He shrugs. He says, “It is what it is, Lorna.”
And I don’t have anything to say to that, because take one look around us. Look at Callie and Ted in the backseat, asleep. Look at the Icelings in the cars moving alongside us, some of them reaching out from their backseat perches, hands pawing at their windows toward the windows of other cars that probably contain their brothers and sisters, whom they haven’t seen since my father found them and ripped them apart in the name of rescuing them. I turn and look back to the cop cars behind us, to where we saw the family way back when, a couple of centuries ago, it seems, but it’s really only been, like, thirty minutes. The way time passes out here, the way time seems to keep expanding and contracting in alternating fits of bad dreams and sparks of hope . . .
Just take one look around us. He’s right.
MY SHIFT IS up, so we pull over at a gas station because finally Bobby needs fuel. We pull up at opposite pumps, and the three of us—Stan, Bobby, and I—get out of the cars while our Icelings stay inside, looking longingly at the road leading back up to the on-ramp.
“Can I tell him what you said?” I ask Stan, and Bobby shoots us a questioning look.
“I don’t see why not,” Stan says.
“After we passed the checkpoint,” I start, “Stan said that we were like . . . sheep. You know. Sheep heading to the slaughter.” The gas pump makes a struggling sound and then clicks off, so I remove the nozzle and secure the gas cap. When I turn back to Bobby, he’s looking at me like I just slaughtered his favorite sheep right in front of him. “What?” I say. “He has a point. That was way too easy.”

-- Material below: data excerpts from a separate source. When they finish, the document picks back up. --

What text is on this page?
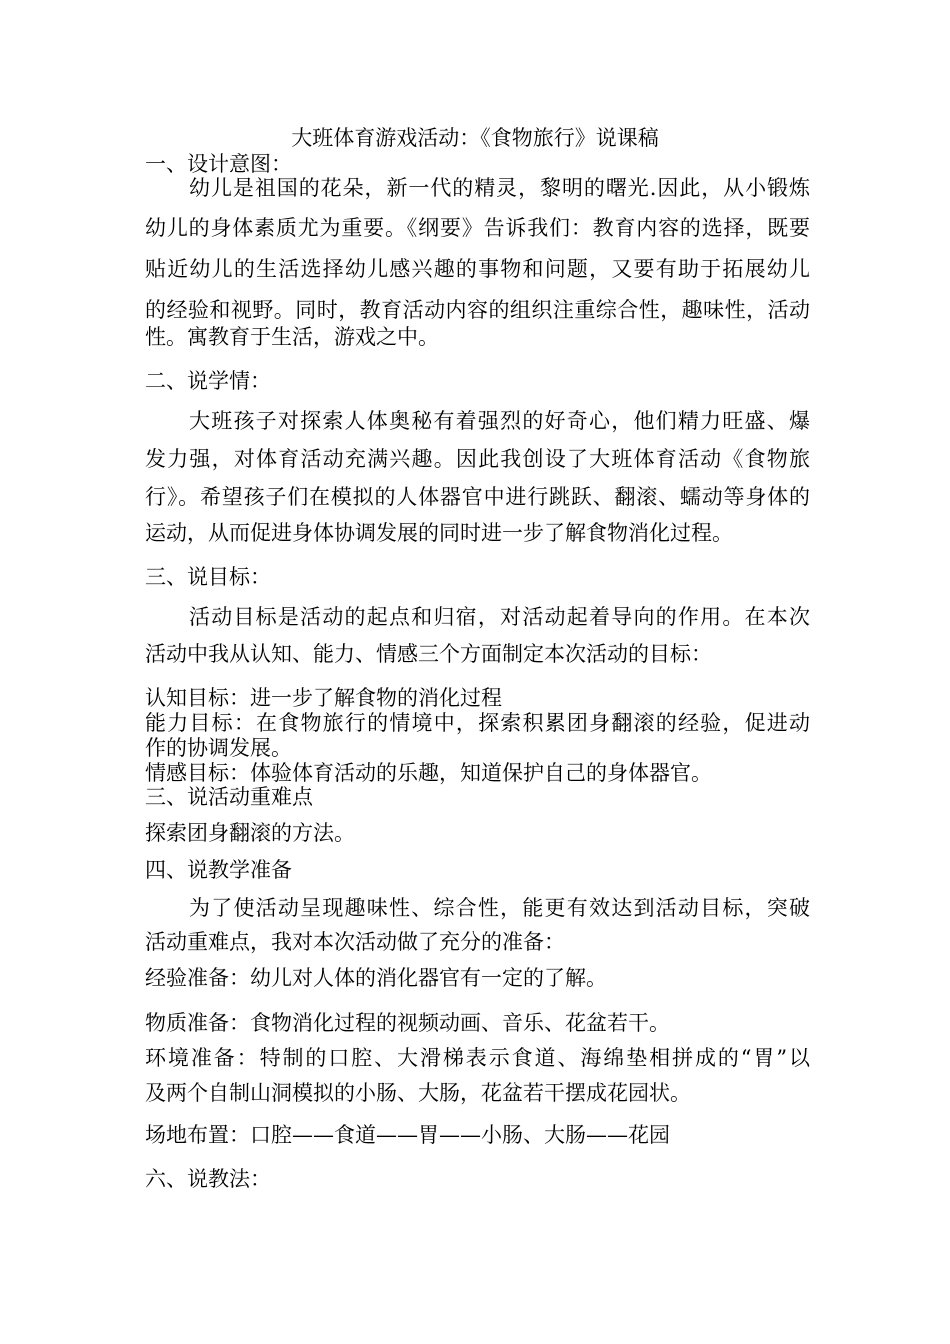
大班体育游戏活动：《食物旅行》说课稿
一、设计意图：
幼儿是祖国的花朵，新一代的精灵，黎明的曙光.因此，从小锻炼
幼儿的身体素质尤为重要。《纲要》告诉我们：教育内容的选择，既要
贴近幼儿的生活选择幼儿感兴趣的事物和问题，又要有助于拓展幼儿
的经验和视野。同时，教育活动内容的组织注重综合性，趣味性，活动
性。寓教育于生活，游戏之中。
二、说学情：
大班孩子对探索人体奥秘有着强烈的好奇心，他们精力旺盛、爆
发力强，对体育活动充满兴趣。因此我创设了大班体育活动《食物旅
行》。希望孩子们在模拟的人体器官中进行跳跃、翻滚、蠕动等身体的
运动，从而促进身体协调发展的同时进一步了解食物消化过程。
三、说目标：
活动目标是活动的起点和归宿，对活动起着导向的作用。在本次
活动中我从认知、能力、情感三个方面制定本次活动的目标：
认知目标：进一步了解食物的消化过程
能力目标：在食物旅行的情境中，探索积累团身翻滚的经验，促进动
作的协调发展。
情感目标：体验体育活动的乐趣，知道保护自己的身体器官。
三、说活动重难点
探索团身翻滚的方法。
四、说教学准备
为了使活动呈现趣味性、综合性，能更有效达到活动目标，突破
活动重难点，我对本次活动做了充分的准备：
经验准备：幼儿对人体的消化器官有一定的了解。
物质准备：食物消化过程的视频动画、音乐、花盆若干。
环境准备：特制的口腔、大滑梯表示食道、海绵垫相拼成的“胃”以
及两个自制山洞模拟的小肠、大肠，花盆若干摆成花园状。
场地布置：口腔——食道——胃——小肠、大肠——花园
六、说教法：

“I mean,” Bobby starts, then stops. “Listen,” he starts again. “They know what we’re up to. Stan’s right, we’d be stupid to think they don’t know what we’re up to with all these Icelings. They know more than we do, I’m sure. They know that we’re taking them somewhere, and they also know exactly where they’re taking us. They—the government—they’re letting this happen. They’re letting us do this.”
“So . . . how is that not something to completely lose our minds over?” Stan says.

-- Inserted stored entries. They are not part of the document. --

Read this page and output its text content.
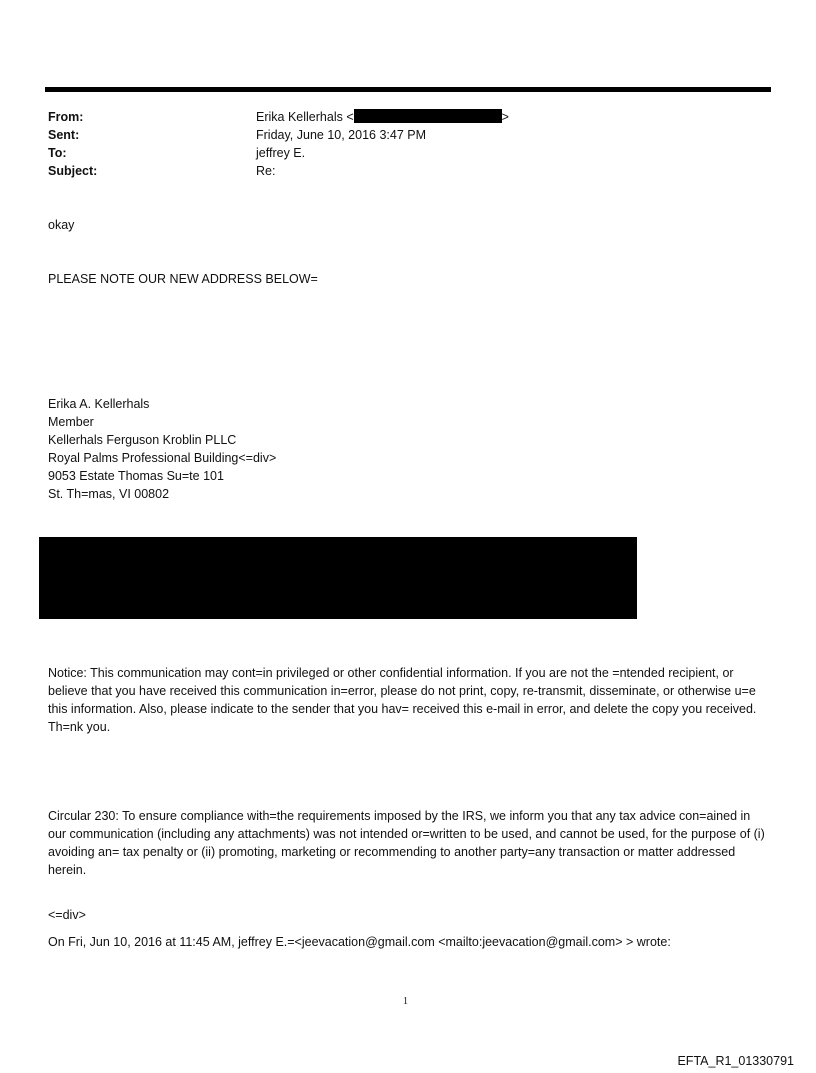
From:	Erika Kellerhals <	>
Sent:	Friday, June 10, 2016 3:47 PM
To:	jeffrey E.
Subject:	Re:
okay
PLEASE NOTE OUR NEW ADDRESS BELOW=
Erika A. Kellerhals
Member
Kellerhals Ferguson Kroblin PLLC
Royal Palms Professional Building<=div>
9053 Estate Thomas Su=te 101
St. Th=mas, VI 00802
Notice: This communication may cont=in privileged or other confidential information. If you are not the =ntended recipient, or believe that you have received this communication in=error, please do not print, copy, re-transmit, disseminate, or otherwise u=e this information. Also, please indicate to the sender that you hav= received this e-mail in error, and delete the copy you received. Th=nk you.
Circular 230: To ensure compliance with=the requirements imposed by the IRS, we inform you that any tax advice con=ained in our communication (including any attachments) was not intended or=written to be used, and cannot be used, for the purpose of (i) avoiding an= tax penalty or (ii) promoting, marketing or recommending to another party=any transaction or matter addressed herein.
<=div>
On Fri, Jun 10, 2016 at 11:45 AM, jeffrey E.=<jeevacation@gmail.com <mailto:jeevacation@gmail.com> > wrote:
1
EFTA_R1_01330791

“I don’t know,” Bobby says. “But we’re still standing here, right? We’re still okay. They had a wide-open shot at us—a shot to wipe all of them out—and they didn’t take it. But you—we—need to be cautious. Those cops were going out of their way not to do anything to us. You saw that guy who collapsed when they went up to him after he hesitated at the off-ramp? I kept expecting them to just start pulling people out of cars and stomp their faces in. That would have made sense to me. But what they were doing while we drove by, pulling grown men and women from their cars and intimidating them into slumped nothings in front of their children? I mean, in a way that’s almost scarier than pistol-whipping them or beating them with their flashlights, you know? That one guy . . . he looked scared. But when you and I went through? They just stood there. Smiling hard. And moving us all along.”
“Man, Bobby,” says Stan. “Somehow you’ve managed to make everything sound even more terrifying.”

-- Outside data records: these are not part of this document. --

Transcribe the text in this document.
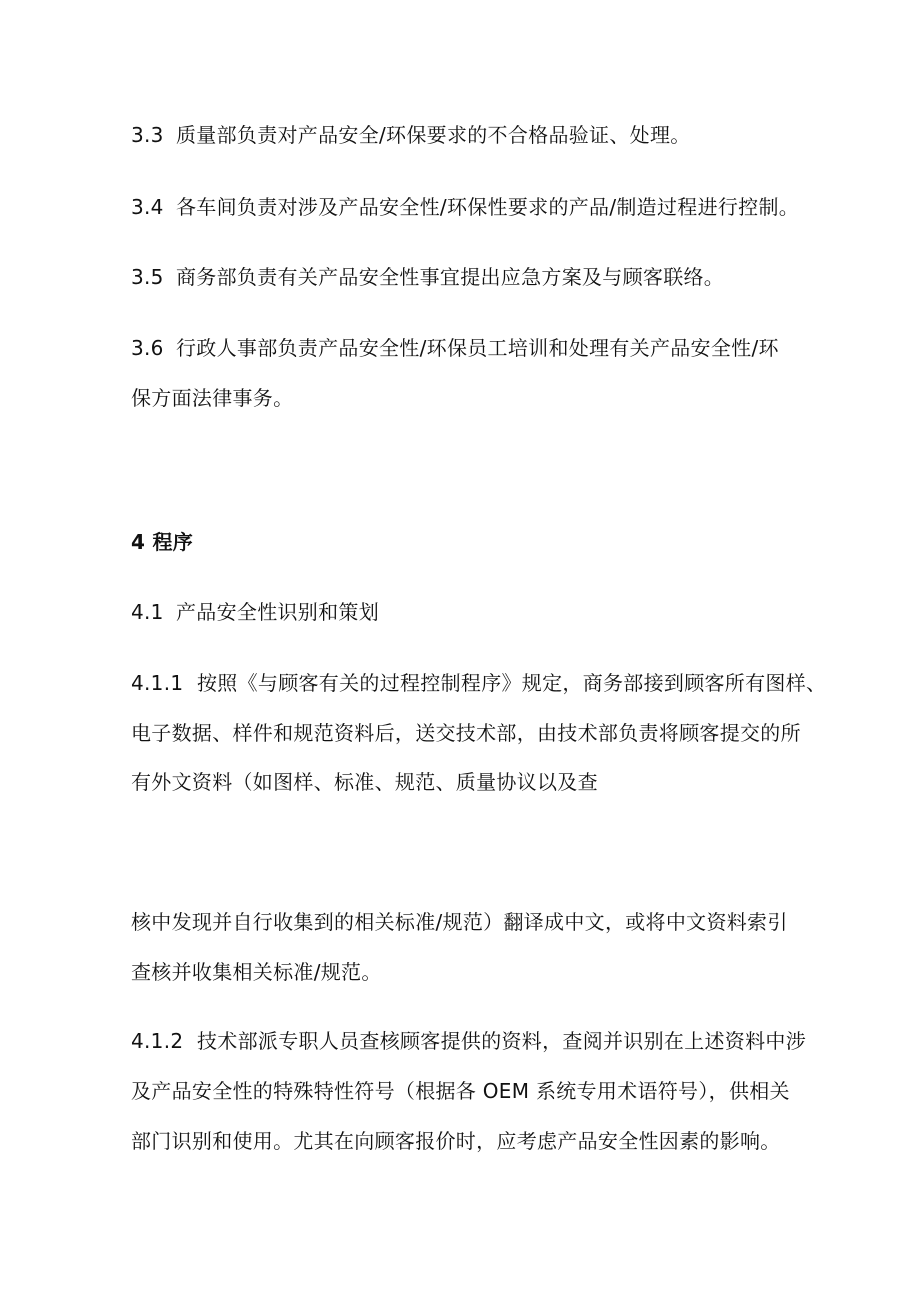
3.3 质量部负责对产品安全/环保要求的不合格品验证、处理。
3.4 各车间负责对涉及产品安全性/环保性要求的产品/制造过程进行控制。
3.5 商务部负责有关产品安全性事宜提出应急方案及与顾客联络。
3.6 行政人事部负责产品安全性/环保员工培训和处理有关产品安全性/环
保方面法律事务。
4 程序
4.1 产品安全性识别和策划
4.1.1 按照《与顾客有关的过程控制程序》规定，商务部接到顾客所有图样、
电子数据、样件和规范资料后，送交技术部，由技术部负责将顾客提交的所
有外文资料（如图样、标准、规范、质量协议以及查
核中发现并自行收集到的相关标准/规范）翻译成中文，或将中文资料索引
查核并收集相关标准/规范。
4.1.2 技术部派专职人员查核顾客提供的资料，查阅并识别在上述资料中涉
及产品安全性的特殊特性符号（根据各 OEM 系统专用术语符号），供相关
部门识别和使用。尤其在向顾客报价时，应考虑产品安全性因素的影响。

“God, I’m sorry,” he says. “I didn’t mean to. But regardless of how terrifying this all is, the most important thing is that they know, the government, about what’s happening here. They know where we’re headed, precisely where we’re headed, even if we don’t. That’s a fact. And it doesn’t seem like they want to harm us . . . at least not yet.”
I widen my eyes as menacingly as I can at Bobby’s last statement. “Not yet? When, pray tell, are they planning to strike, Bob?”
“I’m not trying to play mind games here, Lorna. And I don’t have, like, a cheat code for the future, or copies of any battle plans. I’m just trying to think about this as clearly as possible, from every angle I can. Even if they mean to harm us or our siblings at some point down the road, that doesn’t change anything. We have to go there anyway. Wherever we’re going, that’s where our siblings want to be, where they need to be. And now we know we won’t be alone in this—there are at least a hundred other people taking the exact same chance we are! So we know we need to be cautious and wary. But we also know we have strength in numbers and a prize to keep our eyes on. Okay? We’re here, and we’re not alone. None of us. Not now.”